To understand the prowess of SNP_SESSION, we need to get to a few questions first, and then the train of thoughts and discoveries can follow. For a session am interested in, what is the behavior of this session over the last 4 months? Does it have any pattern during specific periods? Does it have any relation with other sessions’ attributes? Does a data volume of another session or duration of a different session influence this? Since rows processed do not always proportionately impact session durations, does a % variance of a different session impact the session am interested in to an extent? Say in my today’s load, can I find which scenarios from the past repeated today, say with similar data volume or % variance in duration? Can I foresee untold information or what is going to happen as the loads progress by real-time analysis of the data?

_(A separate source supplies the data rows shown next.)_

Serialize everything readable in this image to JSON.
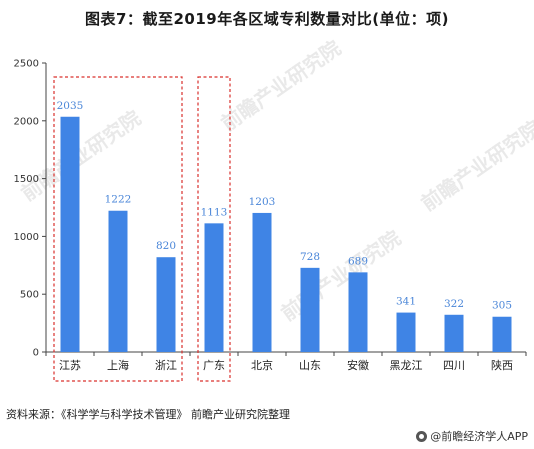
{
  "title": "图表7：截至2019年各区域专利数量对比(单位：项)",
  "source": "资料来源：《科学学与科学技术管理》 前瞻产业研究院整理",
  "brand": "@前瞻经济学人APP",
  "watermark": "前瞻产业研究院",
  "colors": {
    "bar": "#3f84e5",
    "label": "#4a86d8",
    "highlight_box": "#d9302c"
  },
  "chart_data": {
    "type": "bar",
    "title": "图表7：截至2019年各区域专利数量对比(单位：项)",
    "xlabel": "",
    "ylabel": "",
    "categories": [
      "江苏",
      "上海",
      "浙江",
      "广东",
      "北京",
      "山东",
      "安徽",
      "黑龙江",
      "四川",
      "陕西"
    ],
    "values": [
      2035,
      1222,
      820,
      1113,
      1203,
      728,
      689,
      341,
      322,
      305
    ],
    "ylim": [
      0,
      2500
    ],
    "yticks": [
      0,
      500,
      1000,
      1500,
      2000,
      2500
    ],
    "grid": false,
    "highlight_groups": [
      [
        "江苏",
        "上海",
        "浙江"
      ],
      [
        "广东"
      ]
    ]
  }
}
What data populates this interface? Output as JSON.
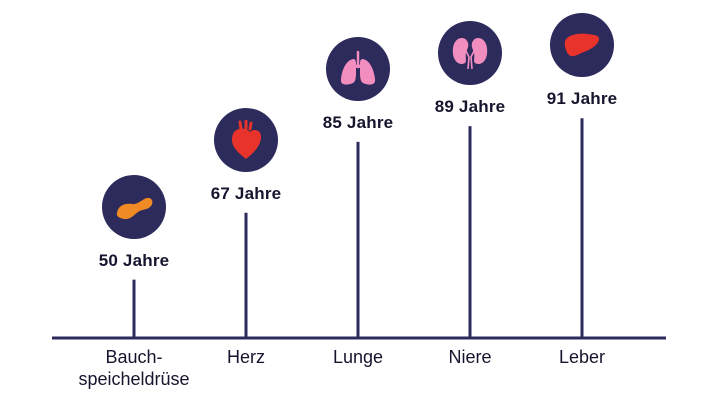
{
  "chart_data": {
    "type": "bar",
    "categories": [
      "Bauch-\nspeicheldrüse",
      "Herz",
      "Lunge",
      "Niere",
      "Leber"
    ],
    "values": [
      50,
      67,
      85,
      89,
      91
    ],
    "value_labels": [
      "50 Jahre",
      "67 Jahre",
      "85 Jahre",
      "89 Jahre",
      "91 Jahre"
    ],
    "icons": [
      "pancreas-icon",
      "heart-icon",
      "lungs-icon",
      "kidneys-icon",
      "liver-icon"
    ],
    "icon_colors": [
      "#f08a24",
      "#e8332a",
      "#f28dc0",
      "#f28dc0",
      "#e8332a"
    ],
    "circle_color": "#2d2b5c",
    "line_color": "#2d2b5c",
    "title": "",
    "xlabel": "",
    "ylabel": "",
    "grid": false
  }
}
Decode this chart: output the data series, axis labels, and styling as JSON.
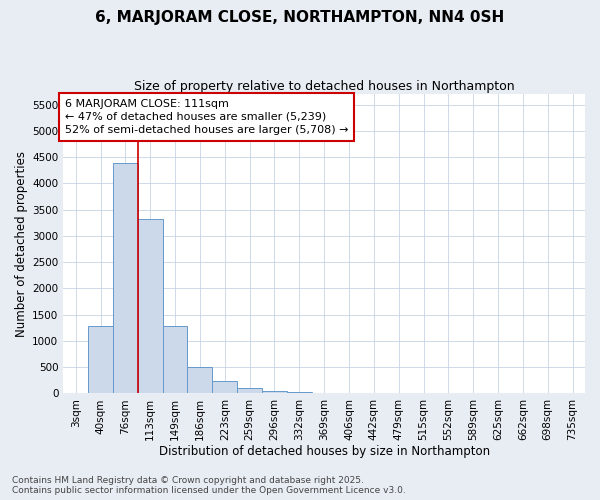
{
  "title": "6, MARJORAM CLOSE, NORTHAMPTON, NN4 0SH",
  "subtitle": "Size of property relative to detached houses in Northampton",
  "xlabel": "Distribution of detached houses by size in Northampton",
  "ylabel": "Number of detached properties",
  "categories": [
    "3sqm",
    "40sqm",
    "76sqm",
    "113sqm",
    "149sqm",
    "186sqm",
    "223sqm",
    "259sqm",
    "296sqm",
    "332sqm",
    "369sqm",
    "406sqm",
    "442sqm",
    "479sqm",
    "515sqm",
    "552sqm",
    "589sqm",
    "625sqm",
    "662sqm",
    "698sqm",
    "735sqm"
  ],
  "values": [
    0,
    1280,
    4380,
    3320,
    1280,
    500,
    230,
    100,
    50,
    30,
    0,
    0,
    0,
    0,
    0,
    0,
    0,
    0,
    0,
    0,
    0
  ],
  "bar_color": "#ccd9ea",
  "bar_edge_color": "#6699cc",
  "grid_color": "#c8d4e4",
  "background_color": "#e8edf4",
  "plot_bg_color": "#ffffff",
  "vline_color": "#cc0000",
  "vline_x": 2.5,
  "annotation_text": "6 MARJORAM CLOSE: 111sqm\n← 47% of detached houses are smaller (5,239)\n52% of semi-detached houses are larger (5,708) →",
  "annotation_box_color": "#ffffff",
  "annotation_box_edge": "#cc0000",
  "ylim_max": 5700,
  "yticks": [
    0,
    500,
    1000,
    1500,
    2000,
    2500,
    3000,
    3500,
    4000,
    4500,
    5000,
    5500
  ],
  "footer_line1": "Contains HM Land Registry data © Crown copyright and database right 2025.",
  "footer_line2": "Contains public sector information licensed under the Open Government Licence v3.0.",
  "title_fontsize": 11,
  "subtitle_fontsize": 9,
  "axis_label_fontsize": 8.5,
  "tick_fontsize": 7.5,
  "annotation_fontsize": 8,
  "footer_fontsize": 6.5
}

It’s been very exciting to know over the last few weeks that all of the above questions can be answered, tremendously by using SNP_SESSION, and with some help from SNP_LP_INST and SNP_LPI_STEP. We have implemented a solution which is now in its final testing phase with live data, and will heavily complement manual human monitoring activities – by providing root causes before the impact happens, and providing additional insights into the application which otherwise often gets overlooked due to the vastness of the system.
We have calculated the weighted average of each session duration, load plan wise, over a period of last several months, with an algorithm that took a long time to develop after a lot of brainstorming. Then came the perilous task of calculating the standard deviation of the weight samples so as to help calculate the accuracy of our analysis, but it finally happened! Next came analyzing the data volume – with NB_ROW, NB_INS, NB_UPD already available in SNP_SESSION and waiting for us. Comparing today’s volume with the weighted average for the corresponding session itself started giving insights, but we wanted more. We asked what next, what if, why now, what then, and each metric opened up new paths before us to explore.
Each field of SNP_SESSION gave rise to almost 3-4 metrics of it’s own, giving rise to real-time daily calculation and analysis of the datasets during executions, and the impact it causes to the parent load plan. During the execution of each load, we are able to get insightful emails consisting of detailed analysis of the load – and a similar day in history if today’s scenario matched, and what happened then, and how the day went with the consequent activities.
But again, we need a single indicating factor, giving rising to the calculation of probability – as a single point of figure to indicate the possibility of actual realization of our real-time predictions, for each prediction. Hence more brainstormings followed, and finally now every email gets tagged by a probability that makes it so much more meaningful. Thus it becomes so true in today’s world, data is only useful when we know how to process it to our benefit – and it will truly continue to become more and more the case in future!